Гаарк надеялся, что скот примет его предложение, оставит Рим и отправится на свою драгоценную Русь. Это решило бы проблему с транспортировкой, поскольку Карфаген тогда мог бы доставлять им продукты по морю и они бы не были так привязаны к этой несчастной железной дороге.

— Не видно поездов в сторону Руси?

Глава разведки покачал головой:

— Нет, мой кар-карт. Но перед тем как взорвать железную дорогу и перерезать телеграфные провода, мы заметили, что в город прибыли два поезда с ящиками. А в обратную сторону отправили три поезда с ранеными, детьми и стариками.

— Они собираются держать оборону, — предположил Джурак. — Ну и черт с ними. Окружим город, и пусть они там подохнут с голоду. Оставшаяся часть армии может убираться на Русь.

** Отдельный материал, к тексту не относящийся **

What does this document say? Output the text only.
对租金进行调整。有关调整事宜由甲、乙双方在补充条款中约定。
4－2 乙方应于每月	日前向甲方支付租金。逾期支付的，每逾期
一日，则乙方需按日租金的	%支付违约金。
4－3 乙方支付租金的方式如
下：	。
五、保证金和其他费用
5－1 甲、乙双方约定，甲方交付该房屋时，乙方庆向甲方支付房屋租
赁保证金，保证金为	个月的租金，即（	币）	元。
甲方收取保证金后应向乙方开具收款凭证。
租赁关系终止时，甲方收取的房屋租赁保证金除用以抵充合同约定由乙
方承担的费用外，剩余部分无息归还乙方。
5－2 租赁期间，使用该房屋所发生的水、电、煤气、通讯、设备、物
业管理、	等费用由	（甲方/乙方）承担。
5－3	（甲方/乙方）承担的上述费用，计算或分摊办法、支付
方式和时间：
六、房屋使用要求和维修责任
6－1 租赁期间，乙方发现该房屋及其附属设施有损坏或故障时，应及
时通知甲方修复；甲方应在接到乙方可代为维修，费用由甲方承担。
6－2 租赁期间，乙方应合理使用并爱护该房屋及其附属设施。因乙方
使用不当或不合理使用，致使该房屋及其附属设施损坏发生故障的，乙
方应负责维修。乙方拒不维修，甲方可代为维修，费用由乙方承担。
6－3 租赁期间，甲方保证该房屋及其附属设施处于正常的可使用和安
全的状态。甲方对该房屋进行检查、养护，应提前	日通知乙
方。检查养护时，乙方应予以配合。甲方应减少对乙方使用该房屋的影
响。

— Там было еще вот это, мой кар-карт, — офицер разведки подошел к Гаарку и передал ему лист бумаги. — Вы приказали принести эти листы вам. Их нашли сегодня в руках мертвого солдата.

Гаарк развернул заляпанный кровью лист. Это была газета. Он немного разбирался в их письменности, так как многие пленники, работавшие у него на заводах, были русскими. И бантаги заимствовали их письмо, так как необычное пиктографическое письмо чинов не могло использоваться для технических описаний. «Странно. Как много мы от них переняли», — с тревогой подумал Гаарк.

Он просмотрел газету, прочитал заголовок, написанный вверху жирным шрифтом, и с довольным видом взглянул на своих штабных офицеров. Игра продолжалась.

— Да, я тоже это видел, — заявил он, — духи моих предков поведали мне об этом во сне. И эта газета все подтверждает.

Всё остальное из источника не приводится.